Lets see how one can customize the thresholds of those criteria:

  • Either of them can be turned off or on (Default) using the use argument.
  • |R_hat - 1| < epsilon is the threshold for the Potential Scale Reduction Factor (PSRF). We recommend to use a value of epsilon that it is smaller than 0.05 (Default).
  • In terms of the Integrated Autocorrelation Time (IAT) we provide two criteria, if the chain is longer than nact = 20 (Default) times the estimated IAT and the IAT has changed less than dact = 3% (Default) the criteria are satisfied. If both Gelman-Rubin and IAT criteria are satisfied then sampling stops.

All of the diagnostic options can be seen here:

Diagnostics:
  Gelman-Rubin:
    use: True
    epsilon: 0.05
  Autocorrelation:
    use: True
    nact: 20
    dact: 0.03

Output

The only option of the Output block is a directory path in which the samples/results will be saved. If the provided directory doesn’t exist one will be created by cronus. The default directory is the current one.

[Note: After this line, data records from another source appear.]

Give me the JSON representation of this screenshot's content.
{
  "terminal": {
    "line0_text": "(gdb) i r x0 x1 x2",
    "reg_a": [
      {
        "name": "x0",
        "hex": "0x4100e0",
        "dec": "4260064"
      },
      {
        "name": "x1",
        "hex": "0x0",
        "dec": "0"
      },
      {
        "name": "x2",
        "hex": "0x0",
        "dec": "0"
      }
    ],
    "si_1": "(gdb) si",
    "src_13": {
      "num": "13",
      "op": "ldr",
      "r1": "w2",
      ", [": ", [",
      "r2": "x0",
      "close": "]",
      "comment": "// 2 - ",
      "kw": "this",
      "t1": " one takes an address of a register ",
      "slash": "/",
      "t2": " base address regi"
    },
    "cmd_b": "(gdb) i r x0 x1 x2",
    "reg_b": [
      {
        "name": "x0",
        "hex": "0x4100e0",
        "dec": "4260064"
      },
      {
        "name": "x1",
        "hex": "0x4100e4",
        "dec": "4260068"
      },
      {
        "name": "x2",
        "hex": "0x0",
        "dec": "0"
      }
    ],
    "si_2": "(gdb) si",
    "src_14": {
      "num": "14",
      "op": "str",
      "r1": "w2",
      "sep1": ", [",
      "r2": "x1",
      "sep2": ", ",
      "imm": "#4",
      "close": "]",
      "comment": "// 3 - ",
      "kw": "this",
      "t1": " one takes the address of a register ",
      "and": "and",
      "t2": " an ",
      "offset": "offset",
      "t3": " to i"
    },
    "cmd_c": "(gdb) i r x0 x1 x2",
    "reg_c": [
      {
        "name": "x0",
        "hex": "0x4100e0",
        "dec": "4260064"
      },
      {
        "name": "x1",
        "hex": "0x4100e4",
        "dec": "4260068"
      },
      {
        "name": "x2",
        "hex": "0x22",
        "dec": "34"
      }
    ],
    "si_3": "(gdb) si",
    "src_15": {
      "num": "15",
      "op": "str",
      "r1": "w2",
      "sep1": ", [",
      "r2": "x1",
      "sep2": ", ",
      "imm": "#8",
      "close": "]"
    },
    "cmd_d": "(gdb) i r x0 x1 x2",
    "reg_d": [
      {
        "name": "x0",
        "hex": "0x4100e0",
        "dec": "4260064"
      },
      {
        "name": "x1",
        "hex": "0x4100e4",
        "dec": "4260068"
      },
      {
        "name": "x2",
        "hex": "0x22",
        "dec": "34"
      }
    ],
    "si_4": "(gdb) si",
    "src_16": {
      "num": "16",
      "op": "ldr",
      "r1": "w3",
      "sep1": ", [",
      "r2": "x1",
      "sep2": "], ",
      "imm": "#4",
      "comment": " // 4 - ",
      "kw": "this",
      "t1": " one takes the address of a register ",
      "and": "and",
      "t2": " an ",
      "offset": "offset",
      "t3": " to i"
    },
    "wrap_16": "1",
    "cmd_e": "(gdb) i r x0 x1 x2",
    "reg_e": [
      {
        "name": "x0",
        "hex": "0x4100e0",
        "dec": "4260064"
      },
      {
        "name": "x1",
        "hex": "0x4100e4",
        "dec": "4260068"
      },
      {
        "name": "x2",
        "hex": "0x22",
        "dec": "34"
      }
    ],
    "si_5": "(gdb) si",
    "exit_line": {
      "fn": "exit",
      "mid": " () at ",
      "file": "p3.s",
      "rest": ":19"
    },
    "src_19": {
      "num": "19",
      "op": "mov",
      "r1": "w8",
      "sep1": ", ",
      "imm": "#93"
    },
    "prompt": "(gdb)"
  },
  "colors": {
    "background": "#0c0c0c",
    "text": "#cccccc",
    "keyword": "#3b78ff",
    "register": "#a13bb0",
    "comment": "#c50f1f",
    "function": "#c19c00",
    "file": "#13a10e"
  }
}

Output: path/to/output/folder/chains

Running cronus

To run cronus, given a parameter file file.yaml, we execute the following command:

$ mpiexec -n [nprocesses] cronus-run file.yaml

where, nprocesses is the number of available CPUs. Depending on the cluster you are using you may need to use mpirun or srun instead of mpiexec.

Note

For better performance we recommend to use a number of processes that can be divided by the number of chains nchains. Ideally, we recommend to use nchains * (nwalkers/2 + 1) if available, there’s no real computational benefit in using more than this.

Results

zeus or emcee

When either zeus or emcee is used as the prefered sampler then the results are saved as h5 files. There are as many h5 files saved as the number of chains nchains. Each file contains two datasets, one called samples which constists of the samples as the name suggests, and one named logprob which includes the respective values of the Log Posterior Distribution.

After a few seconds of running the following files will be created in the provided Output directory:

chains
    ├── chain_0.h5
    ├── chain_1.h5
    ├── ...
    └── chain_[nchains].h5

The files will iteratively be updated every few iterations.

Note

You can access those results by doing:

import numpy as np
import h5py

with h5py.File('chains/chain_0.h5', "r") as hf:
    samples = np.copy(hf['samples'])
    logprob = np.copy(hf['logprob'])

The shape of the samples array would be (Iteration, nwalkers, ndim) and the shape of the Log Posterior array will be (Iteration, nwalkers). You can easily flatten this, combining all the walkers into one chain and discarding the first half of the chain, by running:

nsamples, nwalkers, ndim_prime = np.shape(samples)

samples_flat = samples[nsamples//2:].reshape(-1, ndim_prime)

logprob_flat = logprob[nsamples//2:].reshape(-1, 1)

dynesty

When dynesty is used as the sampler then the results are saved as a numpy npy format file.